‘The Mystery of Locked Rooms’ by Lindsay Currie is an engrossing story about perseverance, teamwork, and the power of three

With “The Mystery of Locked Rooms,” author Lindsay Currie introduces us to three best friends, middle school kids who love solving escape room puzzles, and who, at the start of the novel, beat the time to escape from the second-hardest escape room. It’s a feat only a few other teams have accomplished. Sarah Greene is pretty happy, but as the end of Chapter One says, “If I didn’t have to go home, this day would be perfect.” So we know life isn’t great for Sarah.

We learn that Sarah’s home life is tough because her father has chronic fatigue syndrome, CFS, and can’t work or do much of anything. Her mother works several jobs, but none are enough to really support them. A foreclosure notice is on the front door when she gets home, and that’s when she knows things are really bad.

But Sarah’s friends West and Hannah rally around her as they desperately think of anything that might save Sarah’s family. West mentions something called a Triplet Treasure, which is reputed to be in a funhouse in the next town. The girls had never heard of it and they begin to research it. There’s not much about it that’s known, and the background is kind of sad. Triplets were orphaned at the age of eight and didn’t see each other until they were adults. They built the funhouse, but one of them died, and it’s been empty and abandoned since.

While the talk of treasure is just a rumor, the three decide to try to get in and see what’s there. After all, the alternative of Sarah moving away is too awful to contemplate. The three friends call themselves the Deltas, and they need each other in ways that become clear as the story progresses. Currie sets most of the novel inside the mysterious funhouse as Sarah, West, and Hannah try to solve the puzzles in each room to make it to the end. And some of the different challenges bring out strengths that only one of the team members possesses, which serves to reinforce the idea that we all bring different strengths and weaknesses to everything we do. Teamwork, cooperation, trusting each other, and caring for each other, all those are important ideals even in—or maybe especially in—uncertain times.

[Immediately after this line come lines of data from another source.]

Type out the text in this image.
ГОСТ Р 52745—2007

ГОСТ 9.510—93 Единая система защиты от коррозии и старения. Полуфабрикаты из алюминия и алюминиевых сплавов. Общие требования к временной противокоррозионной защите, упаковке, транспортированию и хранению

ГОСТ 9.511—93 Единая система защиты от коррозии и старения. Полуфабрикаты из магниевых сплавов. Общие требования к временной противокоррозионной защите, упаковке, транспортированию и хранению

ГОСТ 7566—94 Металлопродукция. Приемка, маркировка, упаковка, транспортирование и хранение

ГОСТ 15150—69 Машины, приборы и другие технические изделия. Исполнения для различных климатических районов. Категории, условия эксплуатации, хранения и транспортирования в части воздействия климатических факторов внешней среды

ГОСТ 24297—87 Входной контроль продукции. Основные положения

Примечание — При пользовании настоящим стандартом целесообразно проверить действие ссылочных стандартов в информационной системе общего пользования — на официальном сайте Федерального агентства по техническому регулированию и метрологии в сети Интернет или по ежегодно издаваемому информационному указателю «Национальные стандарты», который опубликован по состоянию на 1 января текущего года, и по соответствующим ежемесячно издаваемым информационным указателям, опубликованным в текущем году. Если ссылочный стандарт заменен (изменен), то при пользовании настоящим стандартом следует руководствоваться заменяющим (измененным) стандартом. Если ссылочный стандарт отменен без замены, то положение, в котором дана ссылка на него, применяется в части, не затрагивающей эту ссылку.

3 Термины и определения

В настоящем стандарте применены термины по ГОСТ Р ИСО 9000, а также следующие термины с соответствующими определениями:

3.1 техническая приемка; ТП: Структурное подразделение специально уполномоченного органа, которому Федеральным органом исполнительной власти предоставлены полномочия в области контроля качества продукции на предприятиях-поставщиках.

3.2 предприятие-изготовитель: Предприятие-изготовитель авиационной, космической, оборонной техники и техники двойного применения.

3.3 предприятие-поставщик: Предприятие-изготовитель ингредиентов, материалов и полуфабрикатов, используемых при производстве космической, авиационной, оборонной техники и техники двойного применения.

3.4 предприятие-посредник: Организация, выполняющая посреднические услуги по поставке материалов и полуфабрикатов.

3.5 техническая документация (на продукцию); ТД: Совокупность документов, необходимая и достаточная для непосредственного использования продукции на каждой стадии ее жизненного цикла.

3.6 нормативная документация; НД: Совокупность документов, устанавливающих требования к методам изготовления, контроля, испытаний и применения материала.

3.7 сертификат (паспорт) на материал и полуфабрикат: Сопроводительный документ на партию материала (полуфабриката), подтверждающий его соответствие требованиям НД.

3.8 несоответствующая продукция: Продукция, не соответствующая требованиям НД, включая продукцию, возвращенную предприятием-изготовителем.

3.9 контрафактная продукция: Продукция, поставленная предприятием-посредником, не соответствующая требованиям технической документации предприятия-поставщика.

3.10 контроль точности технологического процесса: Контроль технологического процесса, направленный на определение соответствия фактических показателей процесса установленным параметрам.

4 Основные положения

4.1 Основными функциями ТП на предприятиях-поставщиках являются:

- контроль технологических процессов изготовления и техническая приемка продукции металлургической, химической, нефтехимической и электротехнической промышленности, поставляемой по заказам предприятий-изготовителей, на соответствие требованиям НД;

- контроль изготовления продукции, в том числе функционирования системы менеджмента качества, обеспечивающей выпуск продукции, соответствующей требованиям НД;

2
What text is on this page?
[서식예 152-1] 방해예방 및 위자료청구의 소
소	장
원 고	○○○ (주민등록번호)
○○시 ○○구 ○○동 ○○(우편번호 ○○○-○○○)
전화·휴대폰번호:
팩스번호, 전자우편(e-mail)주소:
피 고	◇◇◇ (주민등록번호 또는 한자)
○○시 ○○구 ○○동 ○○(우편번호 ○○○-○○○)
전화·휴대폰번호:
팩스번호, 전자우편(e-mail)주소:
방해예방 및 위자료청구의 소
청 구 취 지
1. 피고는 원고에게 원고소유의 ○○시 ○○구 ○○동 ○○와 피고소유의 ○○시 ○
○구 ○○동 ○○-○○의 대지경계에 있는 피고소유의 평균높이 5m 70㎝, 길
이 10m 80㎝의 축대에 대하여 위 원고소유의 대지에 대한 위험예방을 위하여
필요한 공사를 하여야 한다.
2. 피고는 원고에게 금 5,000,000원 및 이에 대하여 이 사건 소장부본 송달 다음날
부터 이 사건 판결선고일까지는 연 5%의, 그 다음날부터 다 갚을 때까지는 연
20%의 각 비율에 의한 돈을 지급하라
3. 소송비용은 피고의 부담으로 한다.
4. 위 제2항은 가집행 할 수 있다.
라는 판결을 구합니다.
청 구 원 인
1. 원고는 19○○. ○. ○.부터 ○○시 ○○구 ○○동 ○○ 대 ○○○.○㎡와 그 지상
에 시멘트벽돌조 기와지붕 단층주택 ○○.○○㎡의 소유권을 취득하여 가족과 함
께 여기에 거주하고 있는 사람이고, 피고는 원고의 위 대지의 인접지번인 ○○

Kids will love the nonstop action, the friendship, the unlikely heroes. But reading this as part of a book club or with a class would offer opportunities for an adult to focus on how each main character is like most of us, really good at some things and not at others. And each main character has a secret that they reveal to their friends during the course of this ultimate escape funhouse puzzle, and many of those reading this will be encouraged by Sarah admitting, at the end, that she had to overcome her fears. Because having fears, worries, problems, is a part of life, and reading about other kids overcoming their problems, helps.

Please note: This review is based on the final, hardcover copy provided by Sourcebooks Young Readers, for review purposes.